To a solution of Boc-WA (1.18 g, 3.14 mmol) and potassium thioacetate (3.59 g, 31.4 mmol, 10 equiv) in DMF (31.4 mL), diacetyl sulfide (65.7 μL, 0.628 mmol, 0.2 equiv) was added dropwise at 0 °C and the mixture was stirred for 3.5 hours at 0 °C under an argon atmosphere. Ethyl acetate, water, and 1 M HCl aq. were added to the reaction mixture to stop the reaction. The products were extracted with ethyl acetate. The combined organic layers were washed with water, 1 M HCl aq., and brine, dried over Na2SO4, and filtered. Volatiles were removed under reduced pressure to afford the crude PTC (Boc-WA-SH). This crude product was used for the peptide coupling reaction without further purification.

Boc-WA-SH

(estimated as 3.14 mmol) dissolved in DMSO (6.5 mL) was added to a mixture of glycine (471 mg, 6.18 mmol, 2.0 equiv), HOPOPhy (2.05 g, 4.71 mmol, 1.5 equiv), and toluene (6.5 mL) in a test tube for a microwave apparatus. The mixture was stirred under microwave irradiation at 40 °C for 3 hours. Ethyl acetate, water, and 1 M HCl aq. were added to the reaction mixture. The mixture was extracted with ethyl acetate. The combined organic layers were washed with brine, dried over Na2SO4, filtered, and volatiles were removed under reduced pressure. Hexane (150 mL) was added to the residue and the mixture was sonicated to precipitate out the peptide product. The precipitates were collected by filtration and washed with hexane. Then, the filtrate was evaporated under reduced pressure for recovering HOPOPhy. The resulting residue from hexane was purified by column chromatography (neutral silica gel, hexane/ethyl acetate = 80:20 → 50:50) to afford HOPOPhy, which was reusable for another peptide coupling reaction (1.95 g, 95% recovery).

Meanwhile, the sticky precipitate on the filter containing tripeptide was once dissolved into a large amount of methanol and ethyl acetate. Then, the solvent was removed under reduced pressure. Ethyl acetate (50 mL) and activated carbon (400 mg) were added to the mixture. This suspension was stirred at 80 °C for 10 min under an argon atmosphere and then cooled to room temperature. Activated carbon was filtered over Celite and washed with ethyl acetate. The filtrate was evaporated under reduced pressure to afford the tripeptide product, Fragment 1. This crude product was purified by column chromatography (silica gel, hexane/ethyl acetate = 70:30 → 0:100 then ethyl acetate/methanol = 90:10 → 80:20) to afford pure Fragment 1 (931 mg, 69%).

Procedure for peptide fragment coupling (represented by the synthesis of 2br)

To a solution containing Cbz-Phe-Val-SH (1b, 50 mg, 0.12 mmol), H-Ala-Pro-OH TFA salt (43 mg, 0.144 mmol, 1.2 equiv), and HOPOPhy (78.4 mg, 0.18 mmol, 1.5 equiv) in DMSO (600 μL) and toluene (600 μL), iPr2NEt (25 μL, 0.144 mmol, 1.2 equiv) was added. After stirring at 30 °C for 6 hours, a HPLC sample was prepared (12 μL of the reaction mixture was picked up into 68 μL of 1% TFA/DMSO) for yield determination. HPLC yield was determined as 99% (method B in ESI).

TFA (68 μL) was added to the reaction mixture to quench the reaction. After transferring the reaction mixture into a separatory funnel, ethyl acetate and 1 M HCl aq. were added. Organic compounds were extracted with ethyl acetate (three times). The combined organic layers were washed with brine and dried over Na2SO4. After filtration, volatiles were removed under reduced pressure.
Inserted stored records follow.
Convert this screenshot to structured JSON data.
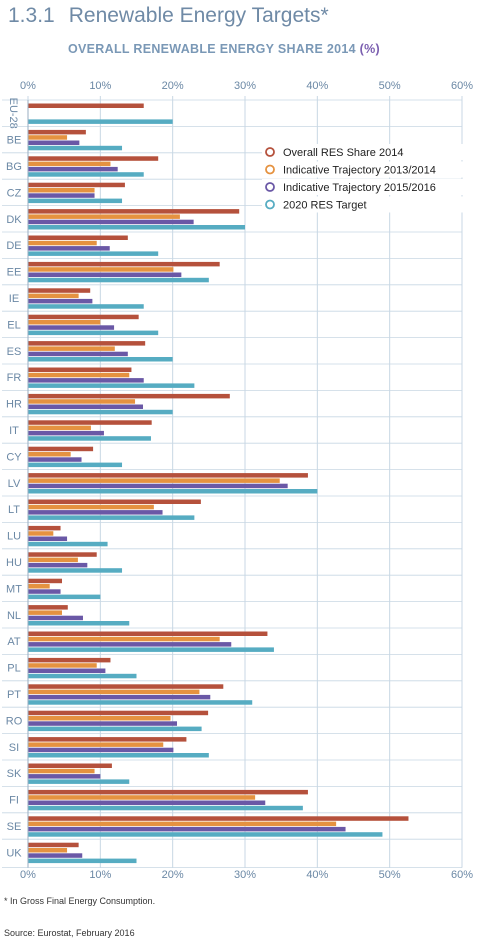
{
  "header": {
    "section_number": "1.3.1",
    "section_title": "Renewable Energy Targets*",
    "chart_title": "OVERALL RENEWABLE ENERGY SHARE 2014",
    "chart_unit": "(%)"
  },
  "footer": {
    "footnote": "* In Gross Final Energy Consumption.",
    "source": "Source: Eurostat, February 2016"
  },
  "colors": {
    "overall": "#b5513c",
    "traj1314": "#e59240",
    "traj1516": "#6a58a6",
    "target": "#56acc2",
    "axis_text": "#6b88a5",
    "grid": "#c8d7e4"
  },
  "chart_data": {
    "type": "bar",
    "orientation": "horizontal",
    "xlim": [
      0,
      60
    ],
    "ticks": [
      "0%",
      "10%",
      "20%",
      "30%",
      "40%",
      "50%",
      "60%"
    ],
    "tick_values": [
      0,
      10,
      20,
      30,
      40,
      50,
      60
    ],
    "grid": true,
    "legend_position": "top-right",
    "categories": [
      "EU-28",
      "BE",
      "BG",
      "CZ",
      "DK",
      "DE",
      "EE",
      "IE",
      "EL",
      "ES",
      "FR",
      "HR",
      "IT",
      "CY",
      "LV",
      "LT",
      "LU",
      "HU",
      "MT",
      "NL",
      "AT",
      "PL",
      "PT",
      "RO",
      "SI",
      "SK",
      "FI",
      "SE",
      "UK"
    ],
    "series": [
      {
        "name": "Overall RES Share 2014",
        "color_key": "overall",
        "values": [
          16,
          8,
          18,
          13.4,
          29.2,
          13.8,
          26.5,
          8.6,
          15.3,
          16.2,
          14.3,
          27.9,
          17.1,
          9,
          38.7,
          23.9,
          4.5,
          9.5,
          4.7,
          5.5,
          33.1,
          11.4,
          27,
          24.9,
          21.9,
          11.6,
          38.7,
          52.6,
          7
        ]
      },
      {
        "name": "Indicative Trajectory 2013/2014",
        "color_key": "traj1314",
        "values": [
          null,
          5.4,
          11.4,
          9.2,
          21,
          9.5,
          20.1,
          7,
          10,
          12,
          14,
          14.8,
          8.7,
          5.9,
          34.8,
          17.4,
          3.5,
          6.9,
          3,
          4.7,
          26.5,
          9.5,
          23.7,
          19.7,
          18.7,
          9.2,
          31.4,
          42.6,
          5.4
        ]
      },
      {
        "name": "Indicative Trajectory 2015/2016",
        "color_key": "traj1516",
        "values": [
          null,
          7.1,
          12.4,
          9.2,
          22.9,
          11.3,
          21.2,
          8.9,
          11.9,
          13.8,
          16,
          15.9,
          10.5,
          7.4,
          35.9,
          18.6,
          5.4,
          8.2,
          4.5,
          7.6,
          28.1,
          10.7,
          25.2,
          20.6,
          20.1,
          10,
          32.8,
          43.9,
          7.5
        ]
      },
      {
        "name": "2020 RES Target",
        "color_key": "target",
        "values": [
          20,
          13,
          16,
          13,
          30,
          18,
          25,
          16,
          18,
          20,
          23,
          20,
          17,
          13,
          40,
          23,
          11,
          13,
          10,
          14,
          34,
          15,
          31,
          24,
          25,
          14,
          38,
          49,
          15
        ]
      }
    ]
  }
}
The crude mixture was purified by column chromatography (silica gel, hexane/ethyl acetate = 80:20, then chloroform/methanol = 100:0 → 80:20). The obtained material was further purified by reverse-phase preparative HPLC (method D in section 1-4 of Supplementary Methods, tR = 52.0 min). Fractions containing the pure desired product were combined and lyophilized to afford analytically pure 2br (43.3 mg, 64% isolated yield). For NMR data of isolated new compounds, see Supplementary Data 1.